In the previous article we saw the problem with importing CSV files.
Here is how the new Power Query can be used to clean the data while importing.
Estimated reading time 10 min
Contents
Recap
Excel opens TXT files with an import wizard. Unfortunately, it opens CSV files without any import wizard. Therefore, CSV imports are very error prone. We saw how to handle this problem in the earlier article.
Now let us see how Power Query solves the problem and provides more features for data cleanup and import.
Power Query requires Excel 2010 or above. Download it from here and install it.
Using Power Query
Power Query does not differentiate between flat file types. It supports TXT, CSV, XML and Excel formats. It can also import filenames and related properties from a file folder.
Import the data
We will use the same files from the previous article. One is CSV file and other one is TXT. Content in both the files is exactly the same.
TEXT file first
Power Query tab – From File – Text- open our TXT file.
Now it opens in the Power Query window.
No change has been made. Each row contains both the columns.
We must split the column. Right click on the column and choose Split- By delimiter. Choose Comma, remove Tab and click OK. Now it is split.

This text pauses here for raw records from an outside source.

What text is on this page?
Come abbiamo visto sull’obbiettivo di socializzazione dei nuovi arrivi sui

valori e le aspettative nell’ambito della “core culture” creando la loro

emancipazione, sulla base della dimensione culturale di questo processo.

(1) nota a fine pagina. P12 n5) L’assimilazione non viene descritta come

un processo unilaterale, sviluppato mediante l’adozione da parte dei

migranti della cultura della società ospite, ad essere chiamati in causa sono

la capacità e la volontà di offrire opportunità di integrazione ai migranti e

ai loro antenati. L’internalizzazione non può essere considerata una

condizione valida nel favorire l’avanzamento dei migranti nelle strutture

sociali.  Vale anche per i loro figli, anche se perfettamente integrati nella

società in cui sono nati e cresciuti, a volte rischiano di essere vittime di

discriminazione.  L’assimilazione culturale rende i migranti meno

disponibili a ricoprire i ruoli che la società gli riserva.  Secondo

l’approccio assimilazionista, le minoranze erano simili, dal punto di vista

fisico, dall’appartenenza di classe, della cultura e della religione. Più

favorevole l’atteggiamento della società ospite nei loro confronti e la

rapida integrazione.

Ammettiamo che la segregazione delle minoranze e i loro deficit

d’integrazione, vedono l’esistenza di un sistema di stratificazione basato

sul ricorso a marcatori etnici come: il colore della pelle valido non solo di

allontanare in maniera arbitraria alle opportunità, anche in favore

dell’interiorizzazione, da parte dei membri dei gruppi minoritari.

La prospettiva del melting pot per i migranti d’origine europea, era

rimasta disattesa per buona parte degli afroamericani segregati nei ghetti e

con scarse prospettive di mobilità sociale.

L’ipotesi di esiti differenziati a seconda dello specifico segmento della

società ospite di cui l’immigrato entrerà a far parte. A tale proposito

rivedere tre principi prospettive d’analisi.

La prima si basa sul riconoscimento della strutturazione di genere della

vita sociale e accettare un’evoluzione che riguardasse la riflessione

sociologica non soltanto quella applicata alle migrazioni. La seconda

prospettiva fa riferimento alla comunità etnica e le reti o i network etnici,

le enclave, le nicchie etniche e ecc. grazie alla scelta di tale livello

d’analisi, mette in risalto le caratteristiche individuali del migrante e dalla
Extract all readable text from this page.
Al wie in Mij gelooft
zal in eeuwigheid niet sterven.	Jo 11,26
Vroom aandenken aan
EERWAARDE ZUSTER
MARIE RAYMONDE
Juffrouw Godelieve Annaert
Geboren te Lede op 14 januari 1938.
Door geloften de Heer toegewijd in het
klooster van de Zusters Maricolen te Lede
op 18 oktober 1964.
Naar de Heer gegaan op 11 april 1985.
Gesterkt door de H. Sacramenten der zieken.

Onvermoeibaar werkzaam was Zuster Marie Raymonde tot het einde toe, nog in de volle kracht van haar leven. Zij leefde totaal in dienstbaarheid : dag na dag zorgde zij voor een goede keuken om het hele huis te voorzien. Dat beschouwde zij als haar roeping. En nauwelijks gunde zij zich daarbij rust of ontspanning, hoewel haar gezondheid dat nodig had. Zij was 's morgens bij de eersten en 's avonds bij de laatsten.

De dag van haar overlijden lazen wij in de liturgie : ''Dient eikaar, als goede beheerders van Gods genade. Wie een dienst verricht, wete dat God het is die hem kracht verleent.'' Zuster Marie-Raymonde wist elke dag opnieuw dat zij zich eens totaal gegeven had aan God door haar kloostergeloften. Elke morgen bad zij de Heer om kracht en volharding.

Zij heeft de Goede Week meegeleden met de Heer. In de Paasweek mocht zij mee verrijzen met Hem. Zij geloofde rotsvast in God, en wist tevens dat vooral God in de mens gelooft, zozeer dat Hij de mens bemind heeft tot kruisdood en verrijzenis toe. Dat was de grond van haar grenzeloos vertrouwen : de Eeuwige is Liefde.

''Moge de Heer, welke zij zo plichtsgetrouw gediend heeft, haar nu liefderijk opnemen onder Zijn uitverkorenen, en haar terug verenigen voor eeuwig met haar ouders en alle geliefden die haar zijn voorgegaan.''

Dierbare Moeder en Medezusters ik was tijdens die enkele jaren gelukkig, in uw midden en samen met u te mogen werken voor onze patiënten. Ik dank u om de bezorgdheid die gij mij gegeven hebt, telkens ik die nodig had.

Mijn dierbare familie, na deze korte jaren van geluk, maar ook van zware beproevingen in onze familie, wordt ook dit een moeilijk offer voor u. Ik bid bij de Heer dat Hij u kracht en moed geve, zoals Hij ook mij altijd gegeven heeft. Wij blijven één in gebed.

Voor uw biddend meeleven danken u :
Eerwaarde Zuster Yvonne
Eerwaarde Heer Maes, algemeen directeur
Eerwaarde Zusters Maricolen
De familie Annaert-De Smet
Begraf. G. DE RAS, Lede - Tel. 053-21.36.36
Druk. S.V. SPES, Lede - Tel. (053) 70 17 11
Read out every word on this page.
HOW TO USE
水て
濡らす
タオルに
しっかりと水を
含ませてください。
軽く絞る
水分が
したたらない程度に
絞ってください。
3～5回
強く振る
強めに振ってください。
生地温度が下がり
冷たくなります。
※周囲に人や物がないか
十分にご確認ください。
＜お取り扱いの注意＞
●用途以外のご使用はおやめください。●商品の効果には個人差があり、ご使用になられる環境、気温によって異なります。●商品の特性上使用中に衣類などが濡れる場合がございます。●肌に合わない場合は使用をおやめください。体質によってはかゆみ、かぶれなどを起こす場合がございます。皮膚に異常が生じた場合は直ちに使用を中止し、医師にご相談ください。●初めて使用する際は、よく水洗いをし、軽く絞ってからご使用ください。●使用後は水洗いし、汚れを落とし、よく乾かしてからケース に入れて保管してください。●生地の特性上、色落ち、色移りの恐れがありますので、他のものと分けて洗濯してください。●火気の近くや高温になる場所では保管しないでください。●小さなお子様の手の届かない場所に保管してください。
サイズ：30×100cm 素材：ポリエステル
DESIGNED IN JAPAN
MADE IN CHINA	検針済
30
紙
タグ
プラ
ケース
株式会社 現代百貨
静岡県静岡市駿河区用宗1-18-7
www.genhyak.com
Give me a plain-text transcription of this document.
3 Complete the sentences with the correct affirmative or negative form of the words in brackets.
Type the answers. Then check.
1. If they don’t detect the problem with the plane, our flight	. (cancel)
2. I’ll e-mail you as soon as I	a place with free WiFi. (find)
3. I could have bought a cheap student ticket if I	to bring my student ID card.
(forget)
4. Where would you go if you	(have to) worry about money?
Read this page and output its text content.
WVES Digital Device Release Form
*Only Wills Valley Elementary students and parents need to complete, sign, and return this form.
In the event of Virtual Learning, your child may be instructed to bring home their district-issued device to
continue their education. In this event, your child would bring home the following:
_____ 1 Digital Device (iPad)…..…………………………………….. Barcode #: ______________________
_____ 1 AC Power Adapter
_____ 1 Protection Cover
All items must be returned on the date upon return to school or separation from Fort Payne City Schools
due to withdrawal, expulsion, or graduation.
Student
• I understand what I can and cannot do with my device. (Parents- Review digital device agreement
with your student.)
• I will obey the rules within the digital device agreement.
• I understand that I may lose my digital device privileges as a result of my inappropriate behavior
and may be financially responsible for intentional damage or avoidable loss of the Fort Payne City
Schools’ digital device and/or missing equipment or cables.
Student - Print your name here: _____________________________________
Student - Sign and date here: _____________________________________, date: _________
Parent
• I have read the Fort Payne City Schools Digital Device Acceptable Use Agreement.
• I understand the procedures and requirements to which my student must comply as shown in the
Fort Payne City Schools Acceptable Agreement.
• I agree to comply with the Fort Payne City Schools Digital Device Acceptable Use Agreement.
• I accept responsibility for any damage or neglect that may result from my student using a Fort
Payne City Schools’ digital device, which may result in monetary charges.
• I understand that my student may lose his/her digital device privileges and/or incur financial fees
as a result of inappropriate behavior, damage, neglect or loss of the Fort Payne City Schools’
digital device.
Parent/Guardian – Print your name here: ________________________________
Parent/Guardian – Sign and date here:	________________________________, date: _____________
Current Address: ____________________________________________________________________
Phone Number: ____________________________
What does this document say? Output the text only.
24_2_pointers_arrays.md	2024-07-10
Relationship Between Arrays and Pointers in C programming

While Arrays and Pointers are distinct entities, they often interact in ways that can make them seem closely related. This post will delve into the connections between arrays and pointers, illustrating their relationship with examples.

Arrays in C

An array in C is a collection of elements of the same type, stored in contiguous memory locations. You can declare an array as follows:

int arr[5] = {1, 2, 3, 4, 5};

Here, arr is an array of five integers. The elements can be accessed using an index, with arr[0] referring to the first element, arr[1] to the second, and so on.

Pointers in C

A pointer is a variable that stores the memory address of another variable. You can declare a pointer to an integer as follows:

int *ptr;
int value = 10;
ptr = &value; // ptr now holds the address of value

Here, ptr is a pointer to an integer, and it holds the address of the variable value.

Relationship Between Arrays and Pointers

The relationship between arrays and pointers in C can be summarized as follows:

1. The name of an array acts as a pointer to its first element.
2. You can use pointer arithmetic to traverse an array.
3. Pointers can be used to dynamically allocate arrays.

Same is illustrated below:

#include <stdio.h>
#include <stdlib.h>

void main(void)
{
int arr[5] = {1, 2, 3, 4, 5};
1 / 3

The columns are split but the data type in the first column is still text.
Where is the data type shown?
First clue is that the data is left aligned – which means it is text.
Power Query also has a direct method of showing the currently interpreted data type. It is shown in the Home Tab – Transform group.
Converting to date
Right click on the column heading and choose Change Type – Date – it does not work.
It creates exactly the same problem we have seen in Excel. Some dates are misinterpreted and some dates remain text.
Now we must undo this step. On the right side pane in Power Query, all steps are shown. Click the cross sign next to the last step Changed Type to undo this action.
What went wrong? It used the current Control Panel Regional Setting which is English (India) – which is DD MM YYY. So the same problem occurred.
Now choose the Change type option but go to the last menu item – Using Locale…
This opens a dialog where you choose the data type and then choose the location / region which matches the date type. In this case we will choose English (USA) and click OK.
(Ideally, you should be able to see the date format for the current locale. I have suggested it to the team. May be they will incorporate it in future versions.)
This will do the expected conversion correctly. Now choose the Close and Load option to get the data into Excel.
Importing from CSV
Now close the file and try importing the CSV file. As you know the data is exactly the same. Only the extension is different. What happened?
It split the data by detecting the comma delimiter. Therefore, we get two columns. But the first column is still interpreted as Text.
Now you will need to apply the Change Type operation as described above to get Date data. That is the only difference.
Of course, in either case, you will need to rename the columns because the column name was not mentioned in the data itself.
Repetitive Import = Refresh
Many of us get a CSV / TXT file periodically – typically on a monthly basis. Most of us have to repeat the process of importing and perform all the transformations all over again.
If you expect a file to come every month, this is what you should do. Create a new folder and copy the current file – say the JAN file there. Rename the file to CURRENT.TXT.
Now import and transform it using Power Query as usual. Next time the FEB file comes up, save it as CURRENT.TXT. Overwrite the earlier current.txt file.
Now open the workbook containing the query and just choose Refresh from the Query tab. That’s it. Power Query will reimport all data. You don’t have to do any manual work now.
***